Nicholas Kluge Corrêa
2024-06-18
Abstract:The critical inquiry pervading the realm of Philosophy, and perhaps extending its influence across all Humanities disciplines, revolves around the intricacies of morality and normativity. Surprisingly, in recent years, this thematic thread has woven its way into an unexpected domain, one not conventionally associated with pondering "what ought to be": the field of artificial intelligence (AI) research. Central to morality and AI, we find "alignment", a problem related to the challenges of expressing human goals and values in a manner that artificial systems can follow without leading to unwanted adversarial effects. More explicitly and with our current paradigm of AI development in mind, we can think of alignment as teaching human values to non-anthropomorphic entities trained through opaque, gradient-based learning techniques. This work addresses alignment as a technical-philosophical problem that requires solid philosophical foundations and practical implementations that bring normative theory to AI system development. To accomplish this, we propose two sets of necessary and sufficient conditions that, we argue, should be considered in any alignment process. While necessary conditions serve as metaphysical and metaethical roots that pertain to the permissibility of alignment, sufficient conditions establish a blueprint for aligning AI systems under a learning-based paradigm. After laying such foundations, we present implementations of this approach by using state-of-the-art techniques and methods for aligning general-purpose language systems. We call this framework Dynamic Normativity. Its central thesis is that any alignment process under a learning paradigm that cannot fulfill its necessary and sufficient conditions will fail in producing aligned systems.

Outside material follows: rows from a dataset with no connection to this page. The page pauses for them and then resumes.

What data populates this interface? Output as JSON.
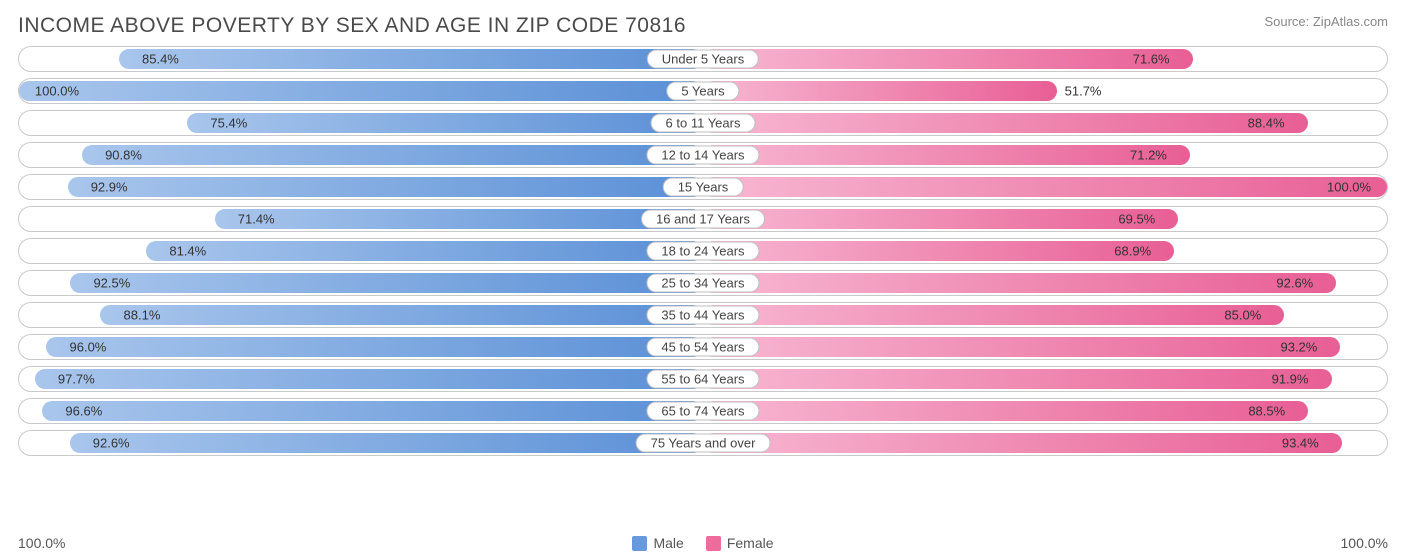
{
  "title": "INCOME ABOVE POVERTY BY SEX AND AGE IN ZIP CODE 70816",
  "source": "Source: ZipAtlas.com",
  "axis": {
    "left": "100.0%",
    "right": "100.0%",
    "max": 100.0
  },
  "legend": {
    "male": {
      "label": "Male",
      "color": "#6699dd"
    },
    "female": {
      "label": "Female",
      "color": "#ed6c9b"
    }
  },
  "style": {
    "row_border": "#c9c9c9",
    "label_border": "#bfbfbf",
    "background": "#ffffff",
    "value_fontsize": 13,
    "title_fontsize": 21,
    "male_gradient": [
      "#a9c6ec",
      "#5a8fd6"
    ],
    "female_gradient": [
      "#f7b8d2",
      "#e85f95"
    ]
  },
  "rows": [
    {
      "label": "Under 5 Years",
      "male": 85.4,
      "female": 71.6
    },
    {
      "label": "5 Years",
      "male": 100.0,
      "female": 51.7
    },
    {
      "label": "6 to 11 Years",
      "male": 75.4,
      "female": 88.4
    },
    {
      "label": "12 to 14 Years",
      "male": 90.8,
      "female": 71.2
    },
    {
      "label": "15 Years",
      "male": 92.9,
      "female": 100.0
    },
    {
      "label": "16 and 17 Years",
      "male": 71.4,
      "female": 69.5
    },
    {
      "label": "18 to 24 Years",
      "male": 81.4,
      "female": 68.9
    },
    {
      "label": "25 to 34 Years",
      "male": 92.5,
      "female": 92.6
    },
    {
      "label": "35 to 44 Years",
      "male": 88.1,
      "female": 85.0
    },
    {
      "label": "45 to 54 Years",
      "male": 96.0,
      "female": 93.2
    },
    {
      "label": "55 to 64 Years",
      "male": 97.7,
      "female": 91.9
    },
    {
      "label": "65 to 74 Years",
      "male": 96.6,
      "female": 88.5
    },
    {
      "label": "75 Years and over",
      "male": 92.6,
      "female": 93.4
    }
  ]
}
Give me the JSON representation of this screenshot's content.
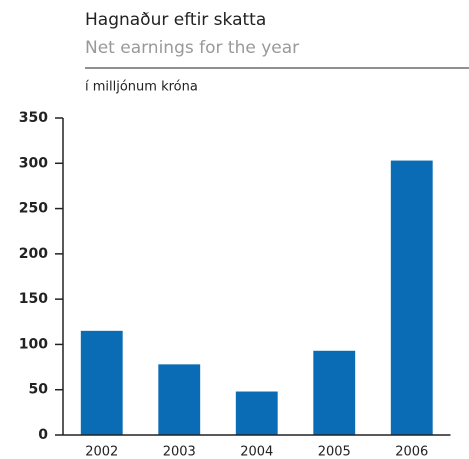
{
  "chart_data": {
    "type": "bar",
    "title": "Hagnaður eftir skatta",
    "subtitle": "Net earnings for the year",
    "y_label": "í milljónum króna",
    "categories": [
      "2002",
      "2003",
      "2004",
      "2005",
      "2006"
    ],
    "values": [
      115,
      78,
      48,
      93,
      303
    ],
    "color": "#0a6cb4",
    "ylim": [
      0,
      350
    ],
    "yticks": [
      0,
      50,
      100,
      150,
      200,
      250,
      300,
      350
    ],
    "grid": false
  }
}
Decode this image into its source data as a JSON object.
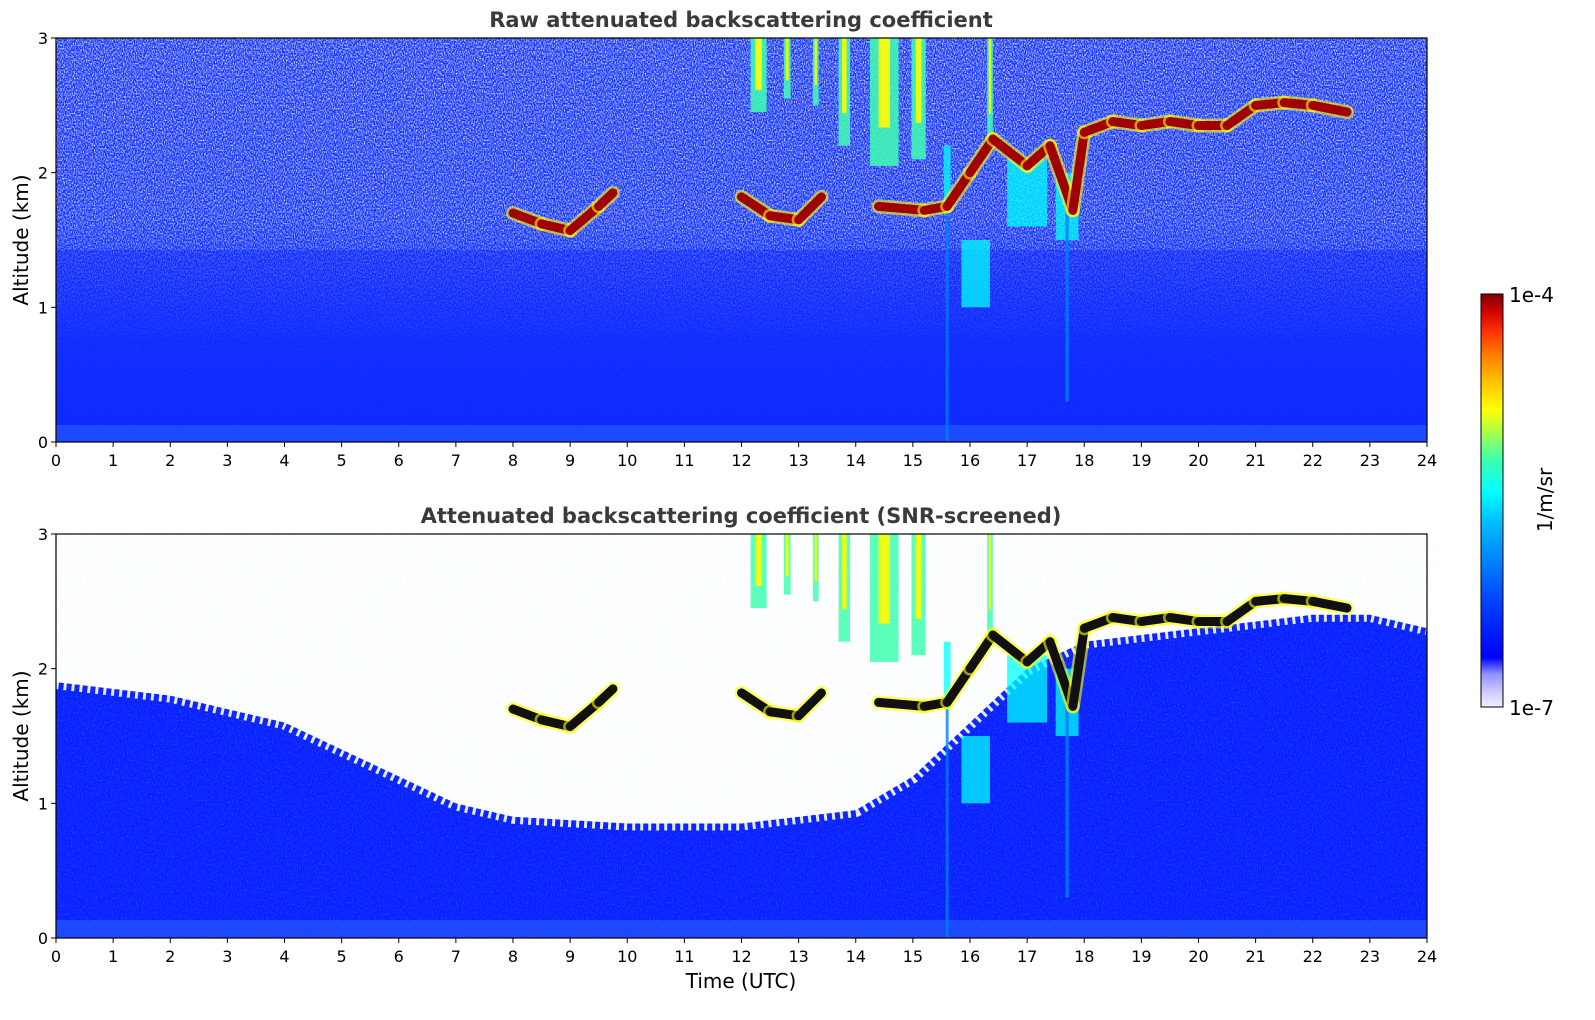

Artificial Intelligence,Computers and Society
What problem does this paper attempt to address?
The core issue that this paper attempts to address is the alignment problem between artificial intelligence systems and human values. Specifically, the paper explores how to express human goals and values in a way that does not lead to adverse side effects, enabling non-humanoid AI systems trained through opaque gradient learning techniques to adhere to these values. The authors propose the framework of "Dynamic Normativity," which aims to provide the necessary philosophical foundation and technical implementation for achieving value alignment in AI. The paper mentions that value alignment is not only a technical issue but also a philosophical one, requiring a solid philosophical foundation to guide practice. To achieve this, the authors propose two sets of necessary and sufficient conditions, arguing that any alignment process should consider these conditions. The necessary conditions involve the metaphysical and meta-ethical foundations of the permissibility of alignment, while the sufficient conditions provide a blueprint for aligning AI systems based on learning paradigms. In this way, the paper attempts to offer a framework that combines theory and practice for developing AI systems that conform to human values.